Первый в жизни раз Витька видел такое собрание, как, наверное, первый раз в жизни видел, как старшие жестко и непреклонно решали человеческую судьбу, не давая дизелисту ни опомниться, ни оглянуться. Хотел вскричать было, воззвать к рабочим — остановитесь, мол, люди ведь он же еще исправится… Да понял вдруг по их лицам, что возможность исправиться когда-то была предоставлена Косых, но тот остался прежним, и нет ему теперь прощения.

Проголосовали. Против — ни одного. Воздержавшихся двое — Сазаков и Витька Юрьев. За — все остальные.

Косых встал. Он изменился до неузнаваемости — глаза побелели, крепкие прямые плечи осели мешком, будто их кто обстругал, пальцы, в которых застрял мятый ржаной мякиш, тряслись, а кончики их, сами ногти, даже фиолетовостью покрылись. Витька читал где-то, что концы пальцев и ногти обычно синеют у человека перед смертью, и ужаснулся про себя — ему было жаль Косых.

Около Поликашина Косых задержался, зыркнул бесцветным глазом, а ладонью нежно провел по его спине, будто паутину снял.

— Иногда люди на тропе нос к носу сходятся. Бывает ведь, а, Поликашин?

— Иди-иди, — спокойно посоветовал Жименко и пристукнул кулаком по столу, звук получился глухой, будто в бок двинул. — Тронешь Поликашина, со всеми нами дело иметь будешь. Не рекомендую…
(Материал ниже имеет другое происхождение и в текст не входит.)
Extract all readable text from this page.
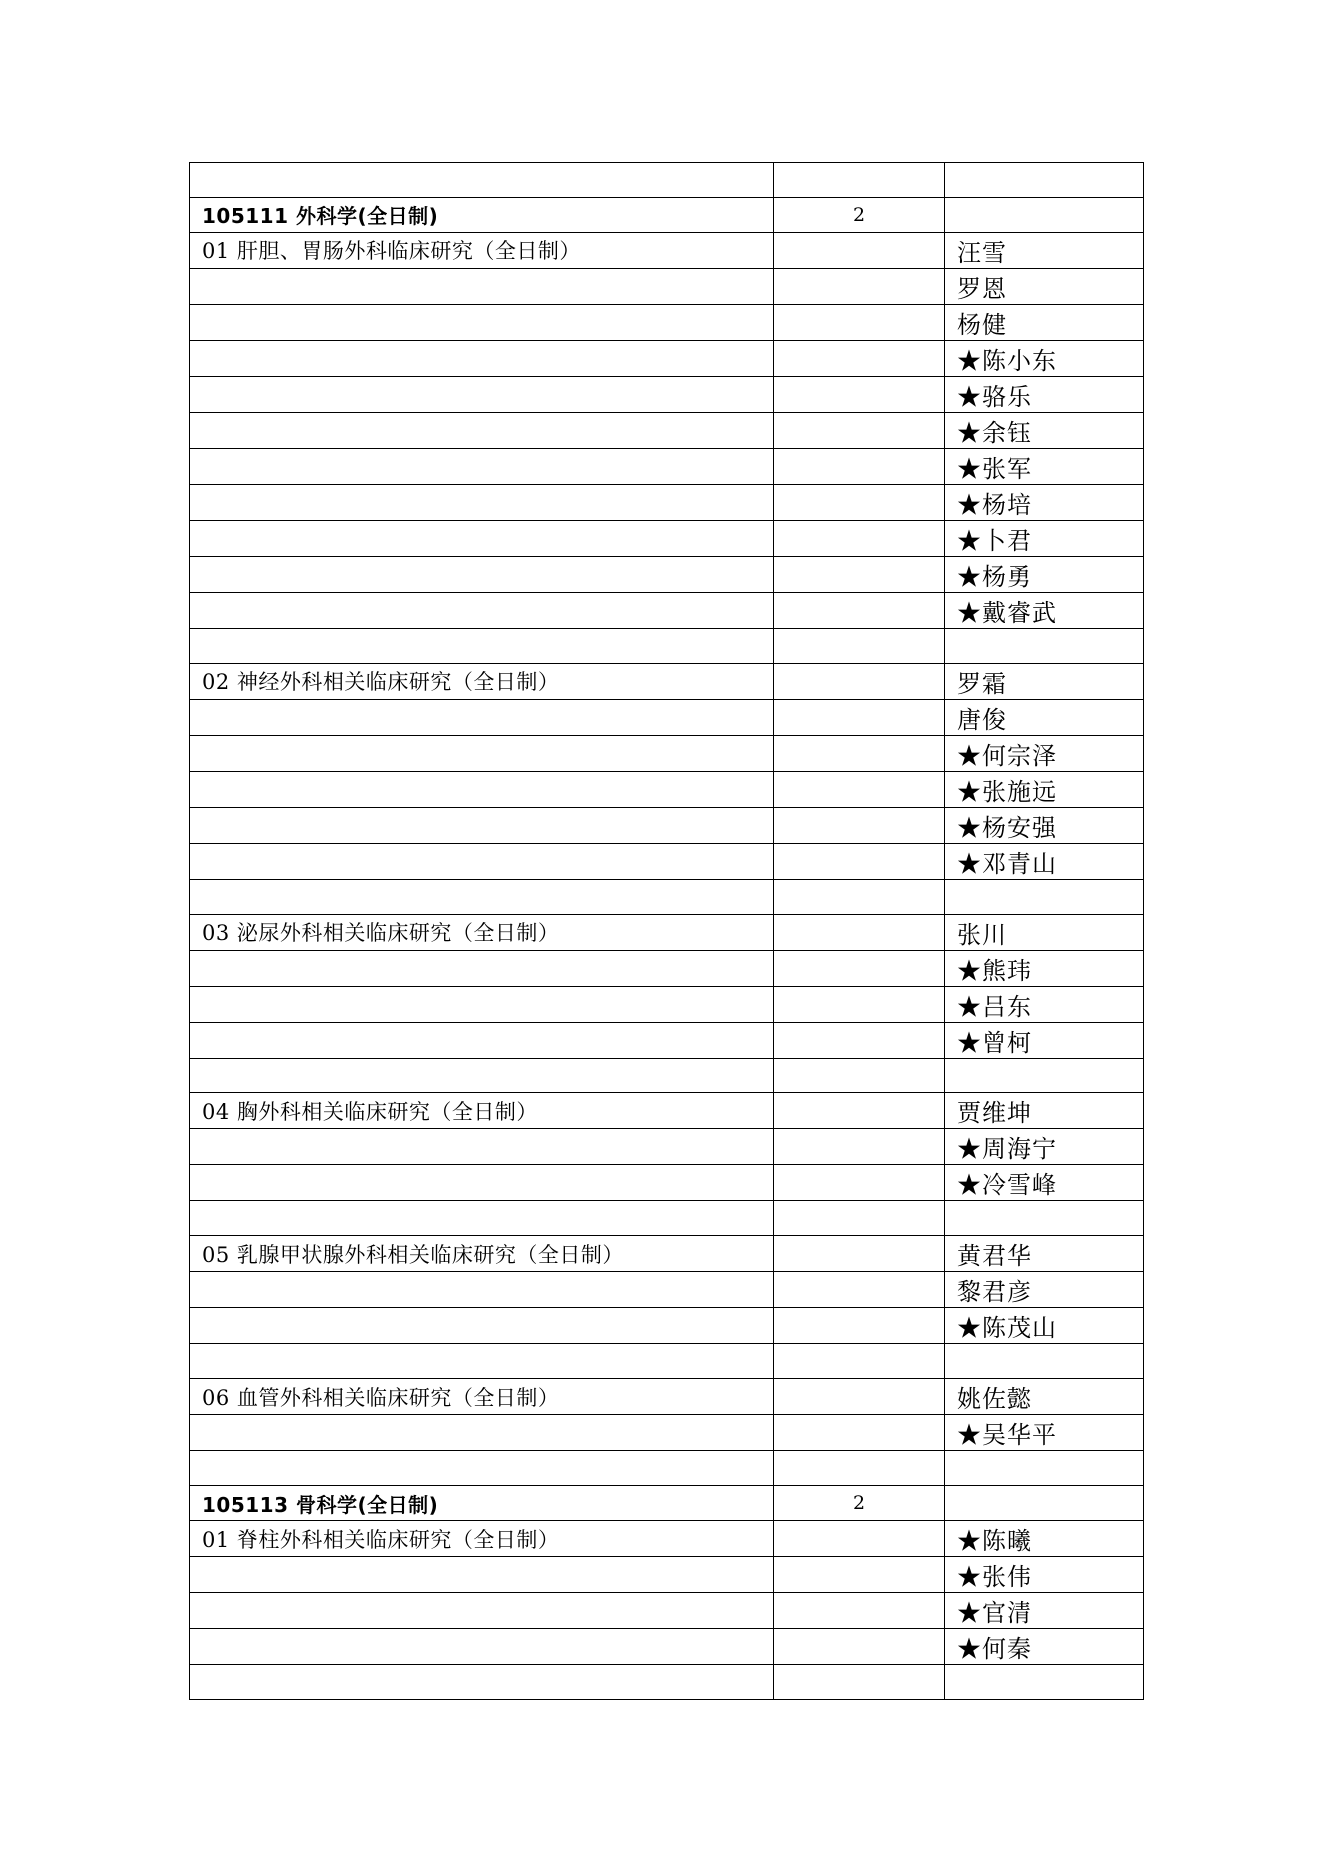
105111 外科学(全日制)	2	
01 肝胆、胃肠外科临床研究（全日制）		汪雪
		罗恩
		杨健
		★陈小东
		★骆乐
		★余钰
		★张军
		★杨培
		★卜君
		★杨勇
		★戴睿武

02 神经外科相关临床研究（全日制）		罗霜
		唐俊
		★何宗泽
		★张施远
		★杨安强
		★邓青山

03 泌尿外科相关临床研究（全日制）		张川
		★熊玮
		★吕东
		★曾柯

04 胸外科相关临床研究（全日制）		贾维坤
		★周海宁
		★冷雪峰

05 乳腺甲状腺外科相关临床研究（全日制）		黄君华
		黎君彦
		★陈茂山

06 血管外科相关临床研究（全日制）		姚佐懿
		★吴华平

105113 骨科学(全日制)	2	
01 脊柱外科相关临床研究（全日制）		★陈曦
		★张伟
		★官清
		★何秦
Вызвали другого сварщика, опытного. Вертолет забросил его на следующее утро, и Чертюк несколько удивился, увидев парня лет двадцати, одетого в солдатский ватник, — видно, недавно демобилизовался из армии. Но парень, несмотря на молодость, дело знал и на фонтане чувствовал себя как дома; единственной фразой, которую от него услышали, было: «Ничего себе змей-горыныч грохочет…»

И все. Пошел к фонтану — не бегом, на высокой скорости, а нормальным шагом, только от огня все рукавицей прикрывался, нос берег, боялся, как бы не обжарился. У фонтана он аккуратно разложил свою нехитрую амуницию, прутья, запасный щиток, кинул под колени рукавицы и начал варить — очень буднично, не спеша, будто показывал в учебном классе, как сооружается тот или иной шов. И руки не тряслись, и маской в струю не лез. Иногда вставал, неторопливо обходил фонтан и был похож в эти минуты на садовника, который обходит больное дерево, прикидывая, с какой стороны к нему удобнее подступиться. Один только раз, когда припекло окончательно — во всяком случае, с площадки показалось, что очень припекло, — он встал, расстегнул ремешок танкового шлема, сдвинул его на самую макушку и вытерся полой брезентовой куртки, подосадовав, наверное, что не прихватил с собой носового платка. О чем думал он в минуты, когда стоял у нефтяной струи, никому не рассказал. А ведь приставали — и в обед за столом и ночью, уже в балке, когда тела у всех наполнились гудом и спать хотелось больше, чем жить, — от всего парень отмахнулся. Одного, особо докучливого вышкомонтажника обрезал:

— Что ты заладил: герой да герой… Завидуешь, не пойму? Будь горд, но никогда не завидуй. — И добавил, сожалея о чем-то, одному ему ведомом: — Не я это сказал, Скрябин сказал.

В мелких приготовлениях прошел еще день — к вечеру уже никто не говорил об Иване Косых, забыли. За столом беседовали кто о чем: о луноходе, о политике, только не о фонтане, не о Косых.

Потом пришел Чертюк, попросил у тети Оли кофе — та нацедила в кружку густой, как сметана, жижи, утопила ломтик масла, отчего кофе пожирнел и пожижел, пить его стало приятно.